Egemenler, kadınların devrimci öncülerinden ve onların uzlaşmaz mücadelelerdeki öncü rollerinden daha fazla başka hiçbir şeyden korkmazlar. Çünkü ataerkillik, kapitalizm olmadan da var olabilir ancak sermaye, ataerkil statükoya bağlıdır ve onsuz işleyemez. Ve Marx’ın bir zamanlar proleterler hakkında söylediği şey, Ortadoğu’daki kadınlar için de geçerlidir: Zincirlerinden başka kaybedecek hiçbir şeyleri yoktur. Ama kazanacakları bir dünya var; Sömürü ve baskının olmadığı, ataerkilliğin ve faşizmin olmadığı bir dünya…

– Yeni bir mücadele yılını Rojava’da karşılayacaksınız. Buradan mücadeleye katıldığınız coğrafyaya bir mesajınız var mı?

İşin esasını gözden kaçırmamalıyız! Bir kişinin siyasi mücadelesi içinde Rojava ile dayanışmada ne ile karşılaşabileceğini çok iyi biliyorum. İnişli ve çıkışlı zamanlarımız olur. Dayanışmanın kendiliğinden yürüdüğü zamanlar olduğu gibi, gerillalara karşı sürekli kimyasal silah kullanıldığı bugünlerde tüm çalışmalara rağmen bazen taşı dahi yuvarlayamadığımız dönemler oluyor.

Özellikle zor zamanlarda yaşanan vahşete karşı tepki gösterilmemesi nedeniyle moral bozucu bir eğilim ortaya çıkabiliyor. Ama aslında hepimiz biliyoruz: “Olmalı”dan değil, olmaktan başlamalıyız.

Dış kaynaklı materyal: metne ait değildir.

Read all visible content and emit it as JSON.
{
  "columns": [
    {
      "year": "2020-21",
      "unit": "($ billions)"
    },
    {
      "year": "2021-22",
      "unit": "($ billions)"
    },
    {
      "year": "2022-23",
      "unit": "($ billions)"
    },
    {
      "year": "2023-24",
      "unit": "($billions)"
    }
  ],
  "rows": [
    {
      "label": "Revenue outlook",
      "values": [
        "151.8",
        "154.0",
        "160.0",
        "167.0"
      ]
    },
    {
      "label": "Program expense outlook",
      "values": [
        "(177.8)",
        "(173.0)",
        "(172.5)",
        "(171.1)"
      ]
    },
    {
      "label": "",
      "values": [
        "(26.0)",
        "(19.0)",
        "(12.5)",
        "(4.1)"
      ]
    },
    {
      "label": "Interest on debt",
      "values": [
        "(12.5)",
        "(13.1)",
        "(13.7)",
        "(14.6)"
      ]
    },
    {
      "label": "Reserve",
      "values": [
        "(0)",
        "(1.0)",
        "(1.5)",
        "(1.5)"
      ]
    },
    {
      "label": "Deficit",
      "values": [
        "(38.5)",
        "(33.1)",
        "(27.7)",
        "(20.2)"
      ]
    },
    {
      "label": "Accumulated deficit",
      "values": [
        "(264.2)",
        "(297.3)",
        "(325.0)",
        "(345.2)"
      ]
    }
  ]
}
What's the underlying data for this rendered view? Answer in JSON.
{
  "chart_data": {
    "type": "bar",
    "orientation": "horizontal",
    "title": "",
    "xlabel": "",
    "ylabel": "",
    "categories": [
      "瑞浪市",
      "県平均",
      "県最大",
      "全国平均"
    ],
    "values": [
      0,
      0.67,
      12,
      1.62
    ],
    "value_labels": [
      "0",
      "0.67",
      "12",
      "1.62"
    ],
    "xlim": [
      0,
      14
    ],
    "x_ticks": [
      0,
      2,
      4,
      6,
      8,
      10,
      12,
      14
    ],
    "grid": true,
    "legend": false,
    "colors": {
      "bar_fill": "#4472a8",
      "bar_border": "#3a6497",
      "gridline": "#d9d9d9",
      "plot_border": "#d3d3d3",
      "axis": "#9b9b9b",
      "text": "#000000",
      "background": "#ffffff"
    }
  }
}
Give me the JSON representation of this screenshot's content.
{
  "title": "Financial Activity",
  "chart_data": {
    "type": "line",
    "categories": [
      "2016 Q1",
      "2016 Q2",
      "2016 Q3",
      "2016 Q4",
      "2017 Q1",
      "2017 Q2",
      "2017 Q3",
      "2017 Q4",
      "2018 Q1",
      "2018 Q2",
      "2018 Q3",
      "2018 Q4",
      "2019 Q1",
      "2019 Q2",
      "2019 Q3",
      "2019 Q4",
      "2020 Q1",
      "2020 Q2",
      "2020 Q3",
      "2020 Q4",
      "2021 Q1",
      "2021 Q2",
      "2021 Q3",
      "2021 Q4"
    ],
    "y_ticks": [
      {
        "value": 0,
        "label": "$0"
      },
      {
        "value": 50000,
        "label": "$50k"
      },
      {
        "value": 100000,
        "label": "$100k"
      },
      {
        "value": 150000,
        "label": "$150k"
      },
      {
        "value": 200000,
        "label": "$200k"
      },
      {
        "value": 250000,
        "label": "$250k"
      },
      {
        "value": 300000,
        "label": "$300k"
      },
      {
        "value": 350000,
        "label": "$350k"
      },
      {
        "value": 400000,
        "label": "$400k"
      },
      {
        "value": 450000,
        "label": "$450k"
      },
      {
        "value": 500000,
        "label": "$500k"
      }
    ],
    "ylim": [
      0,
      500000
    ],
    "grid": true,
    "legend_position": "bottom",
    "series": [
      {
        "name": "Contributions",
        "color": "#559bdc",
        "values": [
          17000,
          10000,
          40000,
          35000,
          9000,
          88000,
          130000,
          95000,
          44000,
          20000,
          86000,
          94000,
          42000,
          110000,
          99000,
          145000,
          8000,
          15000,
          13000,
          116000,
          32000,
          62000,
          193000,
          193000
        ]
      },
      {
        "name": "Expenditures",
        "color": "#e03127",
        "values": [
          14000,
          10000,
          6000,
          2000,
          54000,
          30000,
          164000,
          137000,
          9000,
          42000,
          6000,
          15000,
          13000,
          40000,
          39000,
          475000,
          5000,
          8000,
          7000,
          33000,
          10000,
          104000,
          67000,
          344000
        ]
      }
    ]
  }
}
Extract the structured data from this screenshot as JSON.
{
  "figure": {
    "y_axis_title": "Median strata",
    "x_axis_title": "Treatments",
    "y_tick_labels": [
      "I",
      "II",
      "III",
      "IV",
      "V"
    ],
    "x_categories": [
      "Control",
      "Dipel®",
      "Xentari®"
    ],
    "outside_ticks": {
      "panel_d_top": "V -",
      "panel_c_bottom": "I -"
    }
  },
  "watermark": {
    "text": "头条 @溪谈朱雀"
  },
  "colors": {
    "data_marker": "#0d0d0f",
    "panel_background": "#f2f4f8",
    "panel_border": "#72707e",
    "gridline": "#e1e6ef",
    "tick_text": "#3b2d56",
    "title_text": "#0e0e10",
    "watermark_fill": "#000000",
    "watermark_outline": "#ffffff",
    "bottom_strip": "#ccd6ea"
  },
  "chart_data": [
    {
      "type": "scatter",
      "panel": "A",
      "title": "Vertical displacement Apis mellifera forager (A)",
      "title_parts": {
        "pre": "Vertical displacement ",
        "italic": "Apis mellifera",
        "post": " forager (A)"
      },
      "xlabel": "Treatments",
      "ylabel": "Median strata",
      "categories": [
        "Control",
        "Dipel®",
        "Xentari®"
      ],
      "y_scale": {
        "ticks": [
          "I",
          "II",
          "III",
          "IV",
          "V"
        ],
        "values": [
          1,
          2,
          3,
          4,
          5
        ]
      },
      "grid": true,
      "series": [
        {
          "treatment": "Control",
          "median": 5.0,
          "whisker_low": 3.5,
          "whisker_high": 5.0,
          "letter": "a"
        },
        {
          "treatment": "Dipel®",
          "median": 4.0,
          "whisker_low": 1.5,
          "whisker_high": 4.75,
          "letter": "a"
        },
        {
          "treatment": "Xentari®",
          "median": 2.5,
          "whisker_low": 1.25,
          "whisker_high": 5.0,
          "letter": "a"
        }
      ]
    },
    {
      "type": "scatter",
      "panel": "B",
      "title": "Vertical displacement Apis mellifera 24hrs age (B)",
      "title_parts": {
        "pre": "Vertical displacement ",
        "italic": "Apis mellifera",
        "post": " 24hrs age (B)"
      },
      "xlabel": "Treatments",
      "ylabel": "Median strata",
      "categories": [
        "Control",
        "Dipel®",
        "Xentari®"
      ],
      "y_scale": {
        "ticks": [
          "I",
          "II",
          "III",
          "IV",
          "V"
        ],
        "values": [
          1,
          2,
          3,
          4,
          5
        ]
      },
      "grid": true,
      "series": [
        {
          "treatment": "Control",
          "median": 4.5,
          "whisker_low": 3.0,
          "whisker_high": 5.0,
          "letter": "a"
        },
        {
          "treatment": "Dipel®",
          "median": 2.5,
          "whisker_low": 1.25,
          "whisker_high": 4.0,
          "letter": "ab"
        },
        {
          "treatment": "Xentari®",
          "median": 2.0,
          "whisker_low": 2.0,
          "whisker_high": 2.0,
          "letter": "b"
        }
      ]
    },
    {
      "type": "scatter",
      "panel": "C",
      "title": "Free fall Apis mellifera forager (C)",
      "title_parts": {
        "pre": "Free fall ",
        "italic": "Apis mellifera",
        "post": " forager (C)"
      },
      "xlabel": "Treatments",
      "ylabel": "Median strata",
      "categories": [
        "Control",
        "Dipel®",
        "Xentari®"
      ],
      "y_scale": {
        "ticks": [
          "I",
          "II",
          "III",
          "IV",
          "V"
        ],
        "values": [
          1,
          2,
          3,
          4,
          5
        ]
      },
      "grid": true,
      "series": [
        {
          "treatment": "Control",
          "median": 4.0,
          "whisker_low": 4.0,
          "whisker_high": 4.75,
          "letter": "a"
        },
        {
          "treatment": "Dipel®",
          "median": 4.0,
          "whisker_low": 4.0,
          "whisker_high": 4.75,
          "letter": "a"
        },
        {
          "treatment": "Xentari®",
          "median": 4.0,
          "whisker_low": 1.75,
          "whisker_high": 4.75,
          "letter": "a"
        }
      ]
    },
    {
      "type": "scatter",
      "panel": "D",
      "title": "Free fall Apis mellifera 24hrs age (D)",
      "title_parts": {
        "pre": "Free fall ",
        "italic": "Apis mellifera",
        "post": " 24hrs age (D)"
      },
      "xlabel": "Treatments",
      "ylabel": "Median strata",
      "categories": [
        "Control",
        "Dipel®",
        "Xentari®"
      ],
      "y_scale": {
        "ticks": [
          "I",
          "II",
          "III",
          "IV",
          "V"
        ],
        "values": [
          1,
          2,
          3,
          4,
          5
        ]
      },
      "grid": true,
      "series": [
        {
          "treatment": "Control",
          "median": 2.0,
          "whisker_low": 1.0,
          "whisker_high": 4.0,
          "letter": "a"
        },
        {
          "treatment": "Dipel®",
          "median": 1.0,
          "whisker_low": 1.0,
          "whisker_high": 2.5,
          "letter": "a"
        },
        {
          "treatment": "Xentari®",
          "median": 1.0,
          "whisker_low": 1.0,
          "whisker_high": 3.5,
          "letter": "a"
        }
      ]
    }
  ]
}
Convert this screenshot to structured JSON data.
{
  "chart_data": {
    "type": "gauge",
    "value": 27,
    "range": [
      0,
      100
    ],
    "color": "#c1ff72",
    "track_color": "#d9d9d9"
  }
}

Var olma hali büyümemizin temeli olmalıdır. Çünkü her zaman bir şeyin farkında olmalıyız; ne kadar gösteri yaparsak yapalım, kaç tane cam kırarsak kıralım, arabaları ateşe verelim vb. emperyalist aktörler ve faşist suç ortakları yılmayacaktır. Ancak tüm bunlar devrimci bir sürecin adımlarıdır. Burada, Türkiye’de veya dünyanın herhangi bir başka ülkesinde; sınıf mücadelesini yoğunlaştırmalı, örgütlenmeyi teşvik etmeli ve her yerde devrimci perspektiflerle mücadele etmeliyiz.

– Teşekkür ederiz.

– Ben de teşekkür ederim ve başarılar dilerim.